I don't know much about early German history, besides the fact that they blamed Jews for a lot of things.  Maybe really bad things happened to them in past centuries?

But was it worse than what happened to the Jews?  African-Americans? Aboriginal Australians?  Native Americans?

And there are other groups who've endured a huge portion of shared suffering.

While I was still trying to recover from my shock over that remark, Pell compared homosexuals to a flaw in an oriental carpet.

Oh my.....

I will say this, though.

I definitely don't agree with that viewpoint. I don't see homosexuality as a flaw.

But I do have some understanding for people who do.

How we view homosexuality is really a social construct.  The popular notion these days is that it's okay to be gay.  Yes, there are some haters out them; some of them dangerous and violent.  But I think acceptance of those intolerants, by the general population, is probably about the same as society's acceptance of homosexuals a few decades ago. 

I guess there could be a scale of homosexual acceptable. Let's say 10's would support gay marriage, and full equality. 1's believe gay people are sinners and belong in hell.

There's a lot of 10's these days. There are some 1's.

Then there's a lot of people in-between. Included in this would be people who don't hate gay people, but they see homosexuality as a flaw. They see it as an illness.

Prior to the 1970's, homosexuality was classified as a mental illness.  These days, some people still believe that. But most people don't.  Lord Wiki says the official position of the American Psychiatric and American Psychological Association is that homosexuality is a normal variation of human sexuality.   

I follow that viewpoint. In that area of life, I follow the crowd.

But I move away from the crowd when it comes to another psychological issue.

That would be Aspergers and mild levels of autism.  

It's seen by many as a disorder.

It's seen by many as a sad and unfair thing.

To me, it's just a variation.

It makes me cringe when Cardinal Pell compares homosexuality to a flaw in a carpet.  In the same way, I cringe when someone expresses sympathy for people with Aspergers.  I don't even like writing it that way, because I'm making it sound like Aspergers is an illness. To me it's like saying,  My friend has homosexuality.   

I do think it's difficult to deal with Aspergers, but I think it's difficult for the same reason it's difficult to be homosexual.  It's all about society—attitudes and acceptance.

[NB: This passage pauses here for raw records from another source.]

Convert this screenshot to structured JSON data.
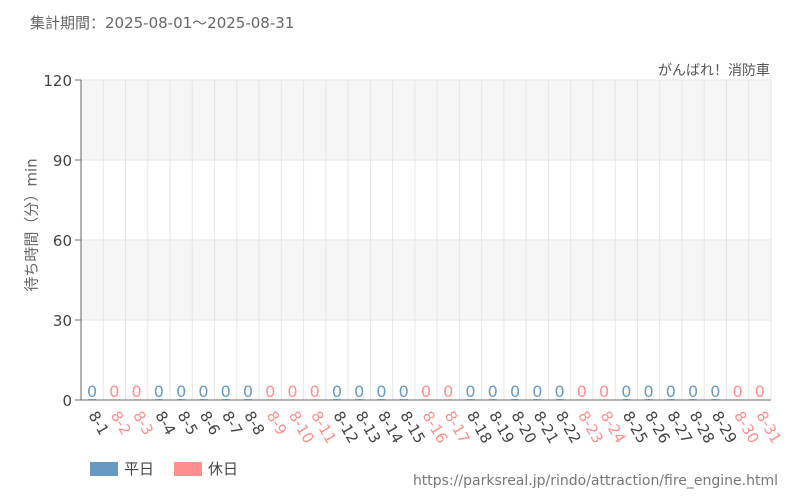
{
  "header": {
    "period_label": "集計期間：2025-08-01～2025-08-31"
  },
  "chart_data": {
    "type": "bar",
    "title": "がんばれ！消防車",
    "ylabel": "待ち時間（分）min",
    "xlabel": "",
    "ylim": [
      0,
      120
    ],
    "yticks": [
      0,
      30,
      60,
      90,
      120
    ],
    "grid": true,
    "legend_position": "bottom-left",
    "categories": [
      "8-1",
      "8-2",
      "8-3",
      "8-4",
      "8-5",
      "8-6",
      "8-7",
      "8-8",
      "8-9",
      "8-10",
      "8-11",
      "8-12",
      "8-13",
      "8-14",
      "8-15",
      "8-16",
      "8-17",
      "8-18",
      "8-19",
      "8-20",
      "8-21",
      "8-22",
      "8-23",
      "8-24",
      "8-25",
      "8-26",
      "8-27",
      "8-28",
      "8-29",
      "8-30",
      "8-31"
    ],
    "values": [
      0,
      0,
      0,
      0,
      0,
      0,
      0,
      0,
      0,
      0,
      0,
      0,
      0,
      0,
      0,
      0,
      0,
      0,
      0,
      0,
      0,
      0,
      0,
      0,
      0,
      0,
      0,
      0,
      0,
      0,
      0
    ],
    "day_type": [
      "weekday",
      "holiday",
      "holiday",
      "weekday",
      "weekday",
      "weekday",
      "weekday",
      "weekday",
      "holiday",
      "holiday",
      "holiday",
      "weekday",
      "weekday",
      "weekday",
      "weekday",
      "holiday",
      "holiday",
      "weekday",
      "weekday",
      "weekday",
      "weekday",
      "weekday",
      "holiday",
      "holiday",
      "weekday",
      "weekday",
      "weekday",
      "weekday",
      "weekday",
      "holiday",
      "holiday"
    ],
    "legend": [
      {
        "key": "weekday",
        "label": "平日",
        "color": "#6699c4"
      },
      {
        "key": "holiday",
        "label": "休日",
        "color": "#ff8f8f"
      }
    ],
    "colors": {
      "weekday_label": "#444444",
      "holiday_label": "#ff8f8f"
    }
  },
  "footer": {
    "source_url": "https://parksreal.jp/rindo/attraction/fire_engine.html"
  }
}
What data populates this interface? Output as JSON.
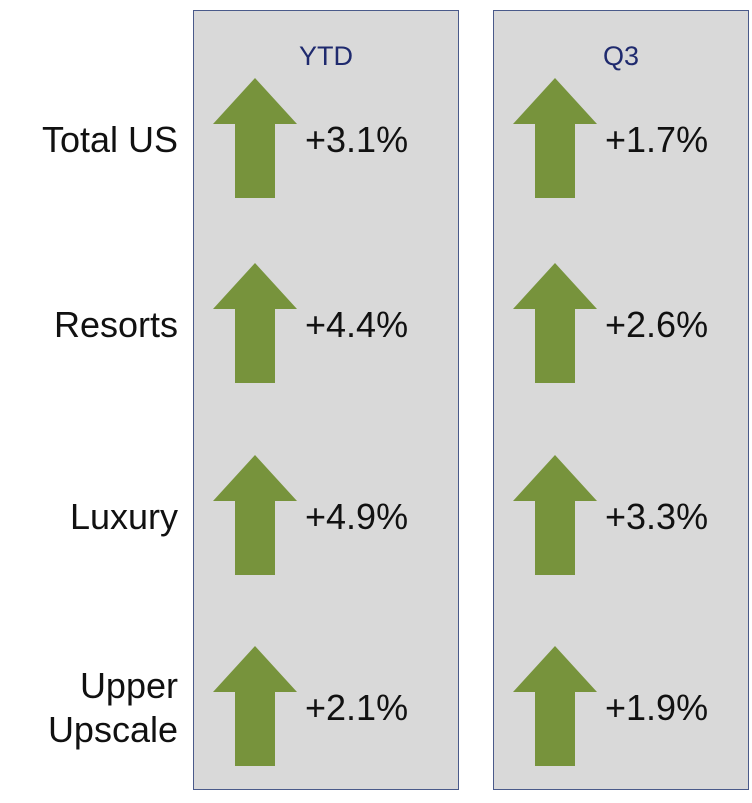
{
  "table": {
    "columns": [
      "YTD",
      "Q3"
    ],
    "rows": [
      {
        "label": "Total US",
        "values": [
          "+3.1%",
          "+1.7%"
        ]
      },
      {
        "label": "Resorts",
        "values": [
          "+4.4%",
          "+2.6%"
        ]
      },
      {
        "label": "Luxury",
        "values": [
          "+4.9%",
          "+3.3%"
        ]
      },
      {
        "label": "Upper Upscale",
        "values": [
          "+2.1%",
          "+1.9%"
        ]
      }
    ]
  }
}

People don't commit suicide because they're gay. They commit suicide because they feel alienated and rejected.  They feel abnormal. Their community may give them the idea that they're evil or sick.   They may feel defective.

Fortunately there's a loud crowd that's shouting out a message of acceptance and hope. But sometimes they can't counteract the cruel messages. 

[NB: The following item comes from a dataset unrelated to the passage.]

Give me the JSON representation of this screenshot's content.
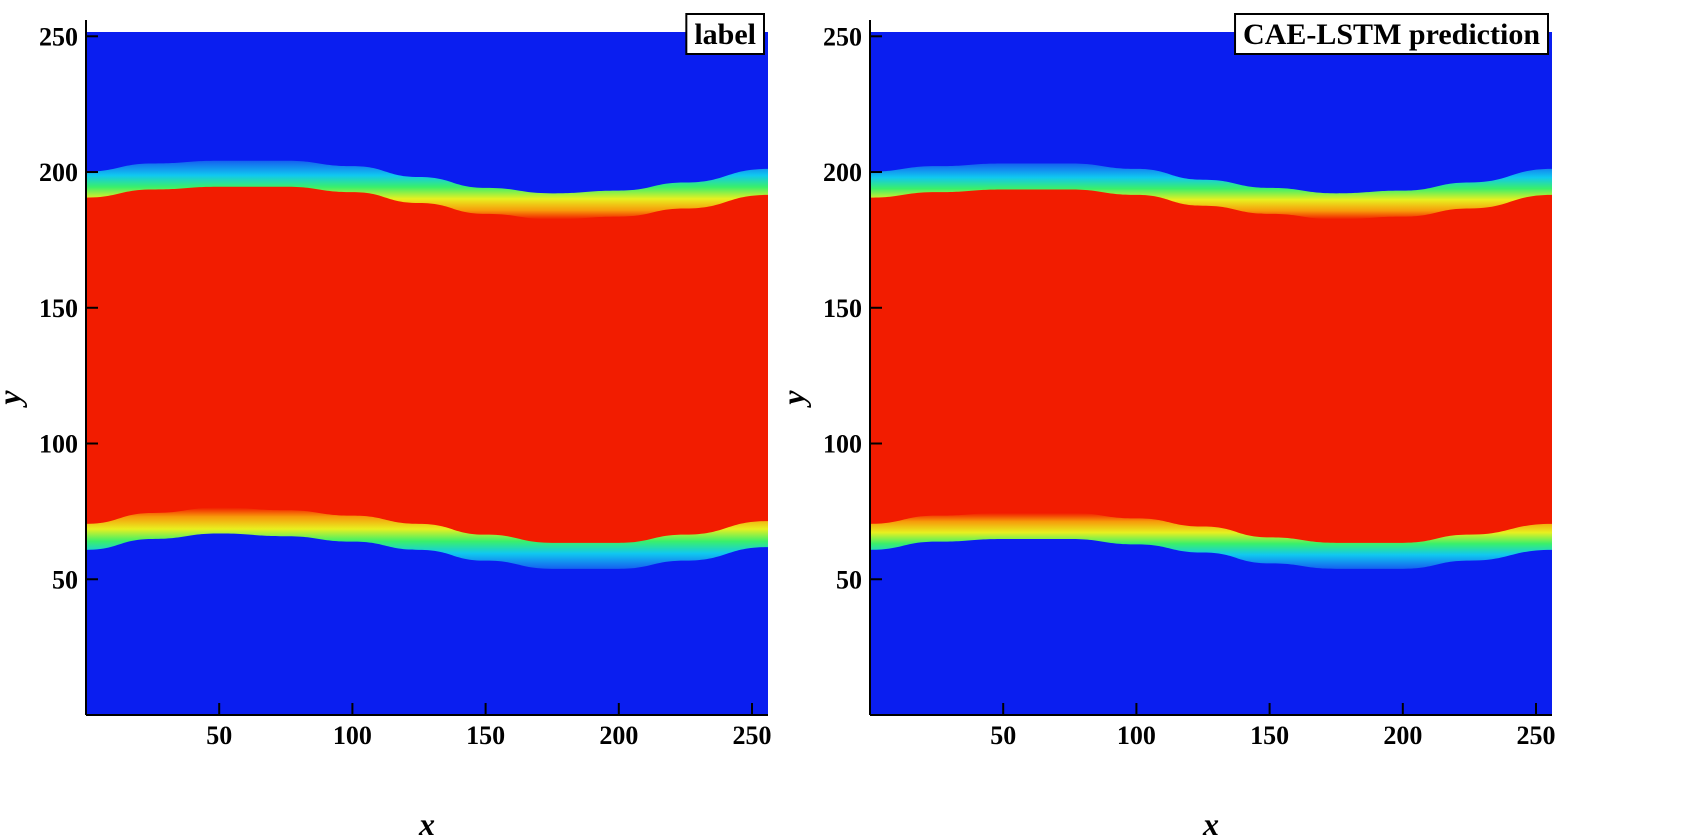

I can't perfectly compare Aspergers with homosexuality, because I don't think Aspie people are often labeled as evil. I don't think there are people who go to funerals with signs that say, People on the Autism Spectrum belong in Hell!!!!

Still, though.

The basic idea that bothers me is that we have this general consensus about what is normal and what's not. OR what's okay and what's not okay.  

No, wait. That's wrong.

I'm not bothered by the general consensus, because sometimes I agree with it. Sometimes I like it.

I like that it seems most people accept, if not gay marriage, then at least gay civil unions.

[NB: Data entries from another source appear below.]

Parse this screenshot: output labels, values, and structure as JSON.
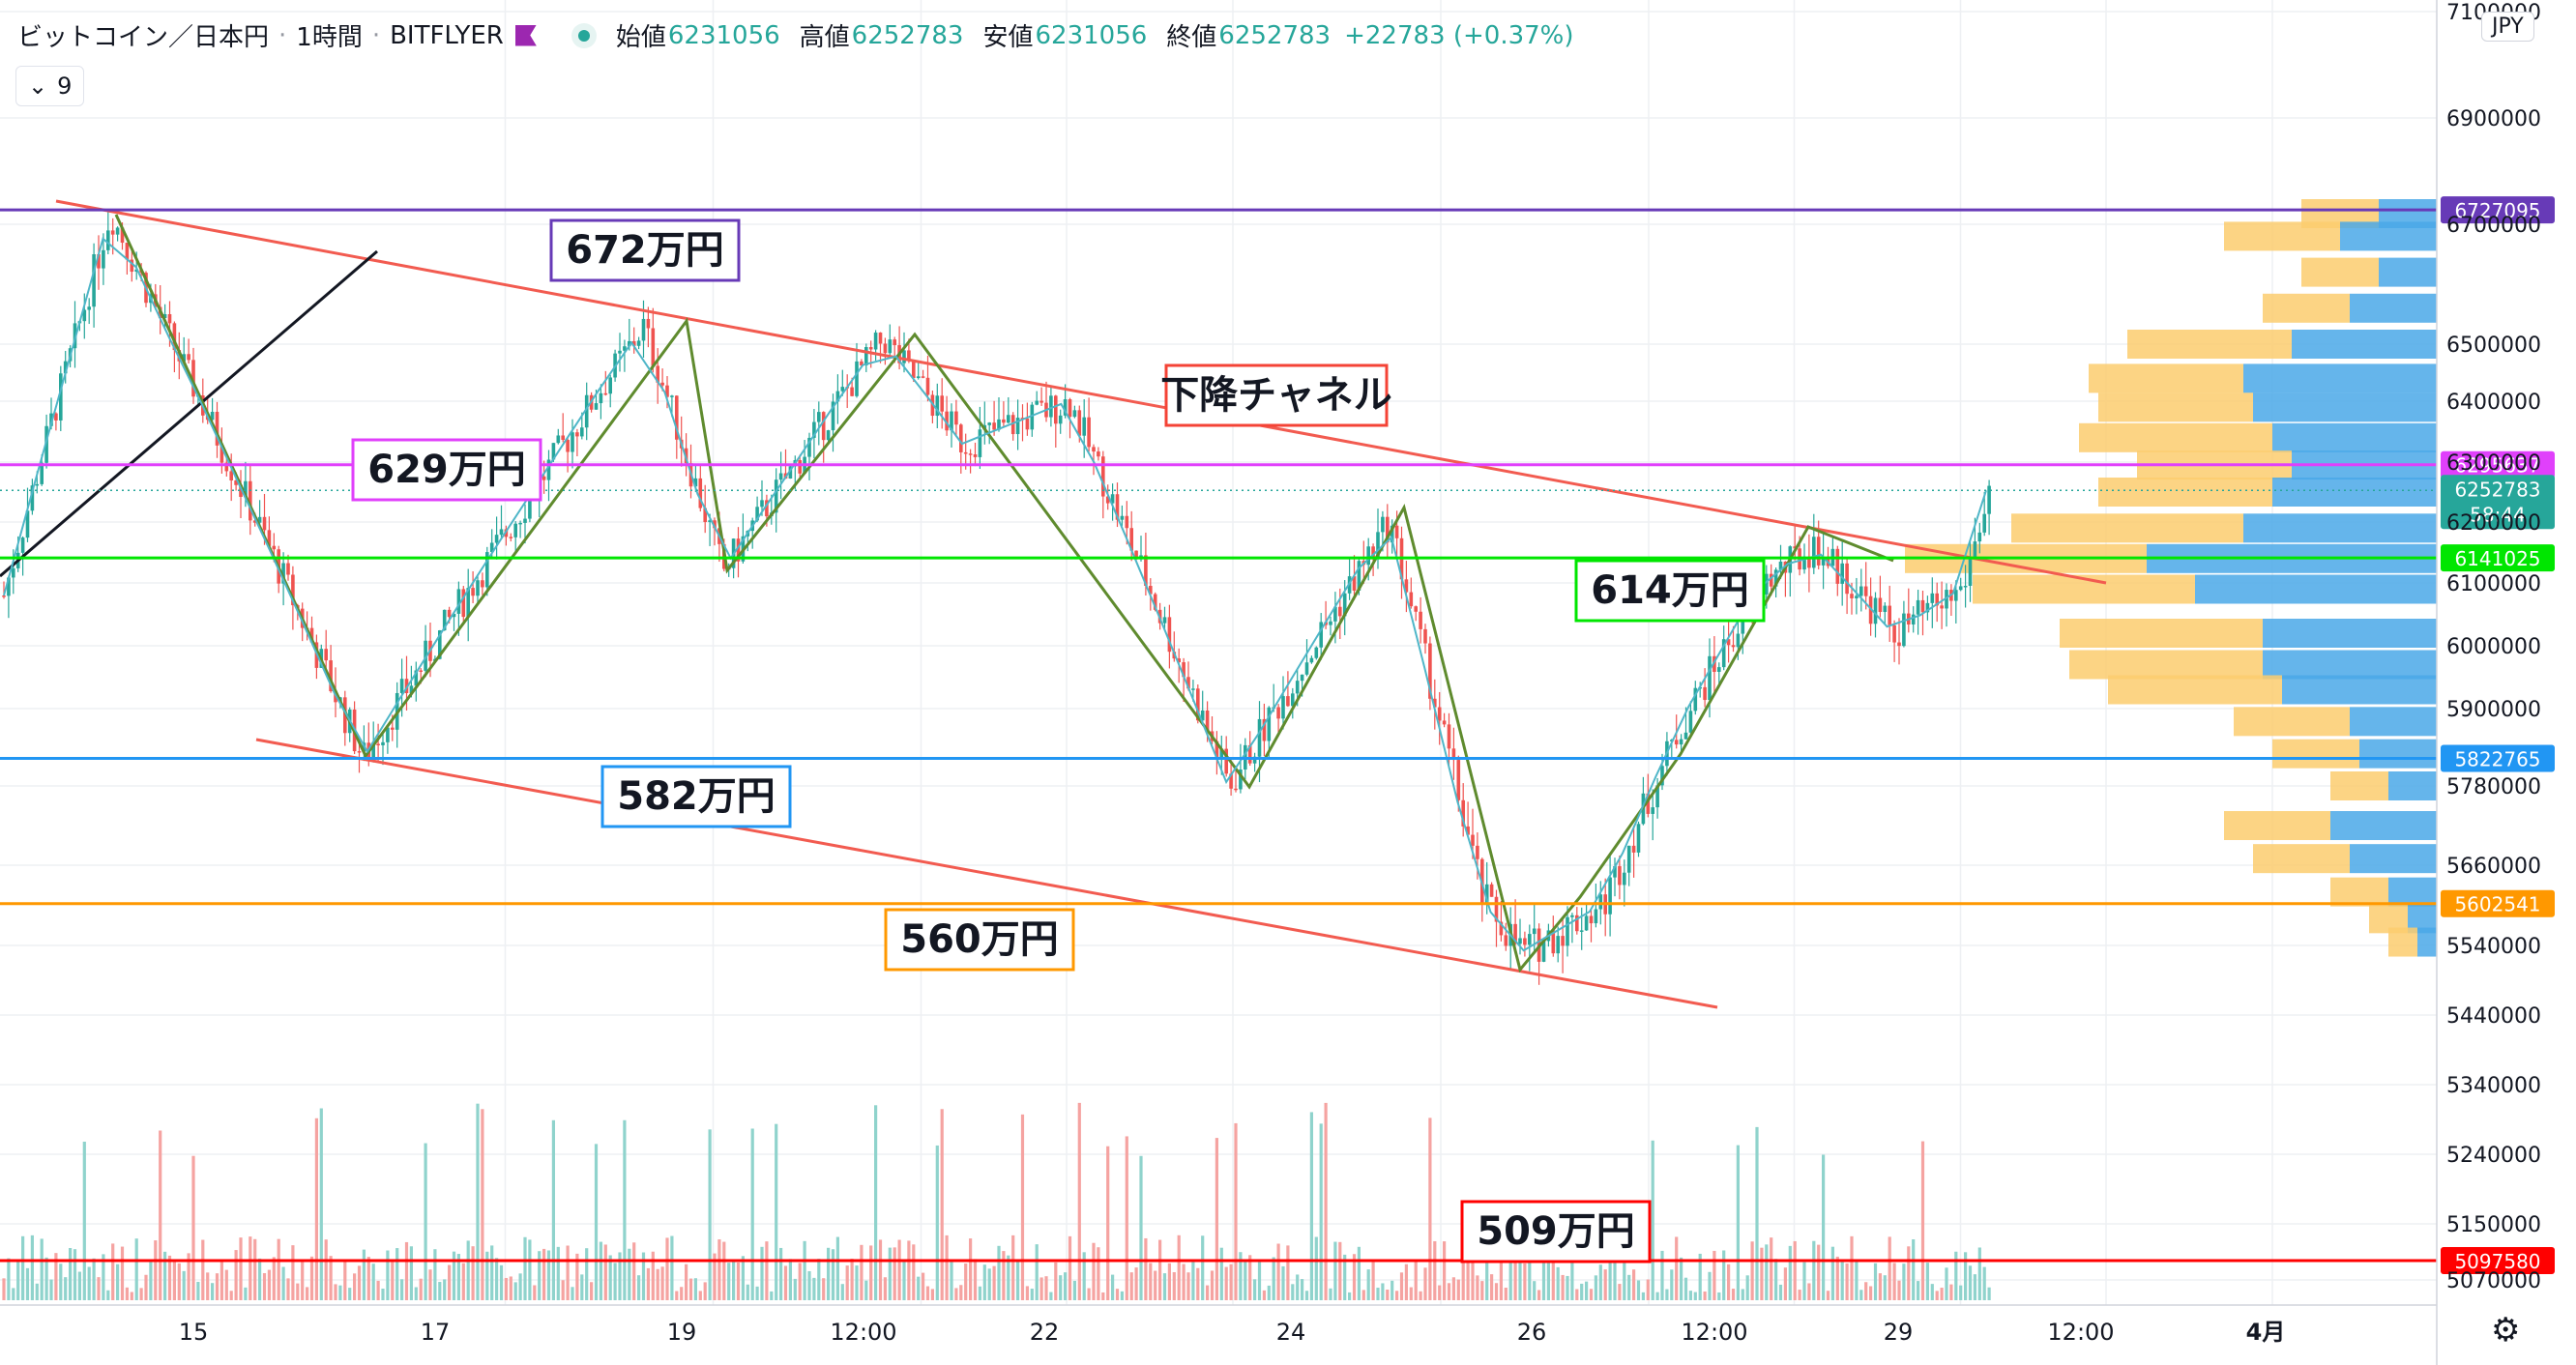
{
  "header": {
    "symbol": "ビットコイン／日本円",
    "interval": "1時間",
    "exchange": "BITFLYER",
    "open_label": "始値",
    "open": "6231056",
    "high_label": "高値",
    "high": "6252783",
    "low_label": "安値",
    "low": "6231056",
    "close_label": "終値",
    "close": "6252783",
    "change": "+22783 (+0.37%)"
  },
  "indicator_toggle": {
    "icon": "chevron-down-icon",
    "count": "9"
  },
  "currency": "JPY",
  "settings_icon": "gear-icon",
  "colors": {
    "up": "#26a69a",
    "down": "#ef5350",
    "volume_up": "#8fd3cc",
    "volume_down": "#f5a3a1",
    "vp_up": "#4aa8e8",
    "vp_down": "#fbcd6e"
  },
  "chart_data": {
    "type": "candlestick",
    "y_ticks": [
      "7100000",
      "6900000",
      "6700000",
      "6500000",
      "6400000",
      "6300000",
      "6200000",
      "6100000",
      "6000000",
      "5900000",
      "5780000",
      "5660000",
      "5540000",
      "5440000",
      "5340000",
      "5240000",
      "5150000",
      "5070000"
    ],
    "x_ticks": [
      {
        "label": "15",
        "t": 0.15
      },
      {
        "label": "17",
        "t": 0.25
      },
      {
        "label": "19",
        "t": 0.35
      },
      {
        "label": "12:00",
        "t": 0.42
      },
      {
        "label": "22",
        "t": 0.5
      },
      {
        "label": "24",
        "t": 0.6
      },
      {
        "label": "26",
        "t": 0.7
      },
      {
        "label": "12:00",
        "t": 0.77
      },
      {
        "label": "29",
        "t": 0.85
      },
      {
        "label": "12:00",
        "t": 0.92
      },
      {
        "label": "4月",
        "t": 1.0
      }
    ],
    "price_levels": [
      {
        "value": 6727095,
        "label": "6727095",
        "color": "#673ab7"
      },
      {
        "value": 6295637,
        "label": "6295637",
        "color": "#e040fb"
      },
      {
        "value": 6141025,
        "label": "6141025",
        "color": "#00e600"
      },
      {
        "value": 5822765,
        "label": "5822765",
        "color": "#2196f3"
      },
      {
        "value": 5602541,
        "label": "5602541",
        "color": "#ff9800"
      },
      {
        "value": 5097580,
        "label": "5097580",
        "color": "#ff0000"
      }
    ],
    "last_price": {
      "value": 6252783,
      "label": "6252783",
      "countdown": "58:44",
      "color": "#26a69a"
    },
    "annotations": [
      {
        "text": "672万円",
        "color": "#673ab7"
      },
      {
        "text": "629万円",
        "color": "#e040fb"
      },
      {
        "text": "下降チャネル",
        "color": "#f44336"
      },
      {
        "text": "614万円",
        "color": "#00e600"
      },
      {
        "text": "582万円",
        "color": "#2196f3"
      },
      {
        "text": "560万円",
        "color": "#ff9800"
      },
      {
        "text": "509万円",
        "color": "#ff0000"
      }
    ],
    "pivots": [
      {
        "t": 0.0,
        "price": 6080000
      },
      {
        "t": 0.04,
        "price": 6720000
      },
      {
        "t": 0.135,
        "price": 5822765
      },
      {
        "t": 0.24,
        "price": 6530000
      },
      {
        "t": 0.27,
        "price": 6120000
      },
      {
        "t": 0.33,
        "price": 6510000
      },
      {
        "t": 0.36,
        "price": 6330000
      },
      {
        "t": 0.4,
        "price": 6400000
      },
      {
        "t": 0.46,
        "price": 5780000
      },
      {
        "t": 0.52,
        "price": 6200000
      },
      {
        "t": 0.555,
        "price": 5610000
      },
      {
        "t": 0.57,
        "price": 5530000
      },
      {
        "t": 0.6,
        "price": 5600000
      },
      {
        "t": 0.63,
        "price": 5880000
      },
      {
        "t": 0.66,
        "price": 6100000
      },
      {
        "t": 0.68,
        "price": 6160000
      },
      {
        "t": 0.71,
        "price": 6020000
      },
      {
        "t": 0.735,
        "price": 6090000
      },
      {
        "t": 0.745,
        "price": 6252783
      }
    ]
  }
}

I like that vegetarianism is no longer seen as being overly radical, and I can find vegetarian menu items at most restaurants.

I like that homeschooling is more accepted by society these days.

I like that most people are against slavery.

I like that most people agree that it's wrong to hit your spouse...(though I'm mystified that some of these people would think it's okay to hit their children).  


What I should say is that I look forward to the possible day in which the crowd sees Aspergers as a normal variation of human personality.

I want the general consensus to be that it's fine to have Aspergers. It's not a problem. It's just a difference.

I can understand the viewpoint of people who see homosexuality as a disorder. I can understand the viewpoint of those who see Aspergers as a disorder.  But understanding does not equal agreement.

In my eyes, Aspergers and homosexuality help make the carpet beautiful. They're not flaws at all.